Ted wanted desperately for her to be happy again. After the shooting— the Incident, as it was referred to at the precinct—after the TV reports and newspaper articles, after the Ontario Provincial Police placed her on voluntary suspension, she and Ted sat before the fireplace, talking about the places they might go and what they might do. In the darkness Ted spoke of a future she could no longer conceive of, planning the furnishings of their new house in a new city, the Persian rugs they would buy, the brass lamps and calfskin sofa, the exact shades of paint with names like Crab Bisque and Big Sky and Postal Green. Even though these things were unreal and unattainable, he endeavored to make them possible. What he didn’t understand was that Jess no longer felt deserving of that happiness. It was as if she could no longer comprehend happiness; its shape and texture, once so familiar, now possessed jagged edges and thorns, impossible to grasp. She sat before the fire listening to Ted’s voice, the reassuring and resolute words washing over her, burying her.

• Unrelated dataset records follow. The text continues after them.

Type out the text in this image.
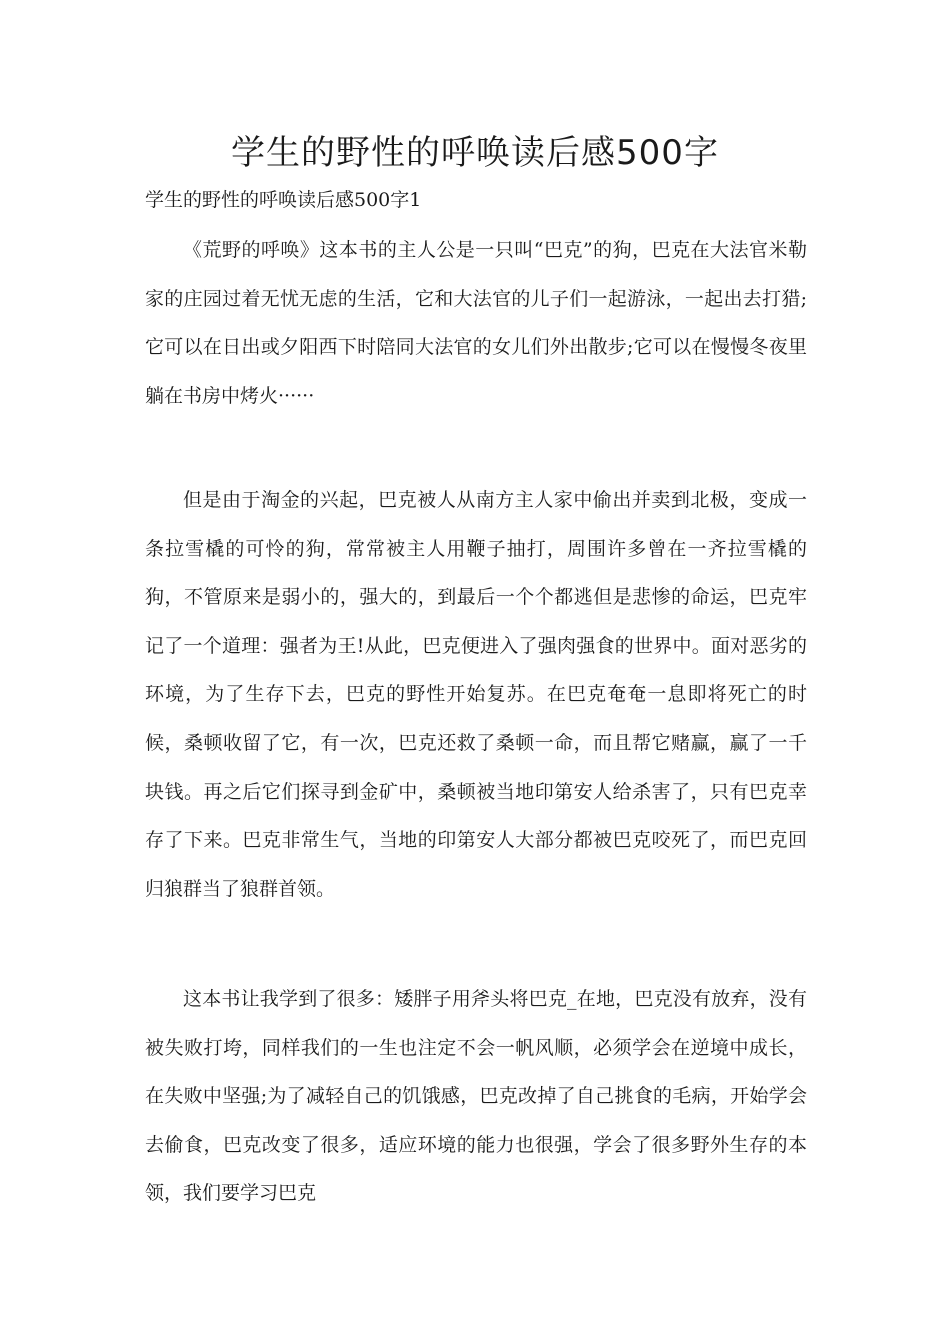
学生的野性的呼唤读后感500字

学生的野性的呼唤读后感500字1

《荒野的呼唤》这本书的主人公是一只叫“巴克”的狗，巴克在大法官米勒家的庄园过着无忧无虑的生活，它和大法官的儿子们一起游泳，一起出去打猎;它可以在日出或夕阳西下时陪同大法官的女儿们外出散步;它可以在慢慢冬夜里躺在书房中烤火······

但是由于淘金的兴起，巴克被人从南方主人家中偷出并卖到北极，变成一条拉雪橇的可怜的狗，常常被主人用鞭子抽打，周围许多曾在一齐拉雪橇的狗，不管原来是弱小的，强大的，到最后一个个都逃但是悲惨的命运，巴克牢记了一个道理：强者为王!从此，巴克便进入了强肉强食的世界中。面对恶劣的环境，为了生存下去，巴克的野性开始复苏。在巴克奄奄一息即将死亡的时候，桑顿收留了它，有一次，巴克还救了桑顿一命，而且帮它赌赢，赢了一千块钱。再之后它们探寻到金矿中，桑顿被当地印第安人给杀害了，只有巴克幸存了下来。巴克非常生气，当地的印第安人大部分都被巴克咬死了，而巴克回归狼群当了狼群首领。

这本书让我学到了很多：矮胖子用斧头将巴克_在地，巴克没有放弃，没有被失败打垮，同样我们的一生也注定不会一帆风顺，必须学会在逆境中成长，在失败中坚强;为了减轻自己的饥饿感，巴克改掉了自己挑食的毛病，开始学会去偷食，巴克改变了很多，适应环境的能力也很强，学会了很多野外生存的本领，我们要学习巴克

Jess sat on the sofa with a glass of orange juice laced with Belvedere vodka, watching the street through a bay window. Two laburnums were shedding their withered flowers in the opposite yard, the once-golden petals now shriveled and brittle. Seeing Sam’s Chevy pull into the driveway, she picked up her glass and went to the door.

“Good lord, Jess, just drag yourself out of bed?”

Sam Mallory, all five-foot-four of him, stepped through the door. Sam’s most striking feature was his spectacular bristliness, both physically and in manner. A tangled bush of beard covered most of his face, thick and lush, fanning out in all directions and resembling an inverted fright wig. His knuckles, ears, nose, and the V of his openthroated shirt were similarly hirsute. “Son of Sasquatch,” her brother called him. In the few places where the skin was bald—the palms, forehead, below his eyes—it was paper thin and drawn tight to the bone, saddleworn leather.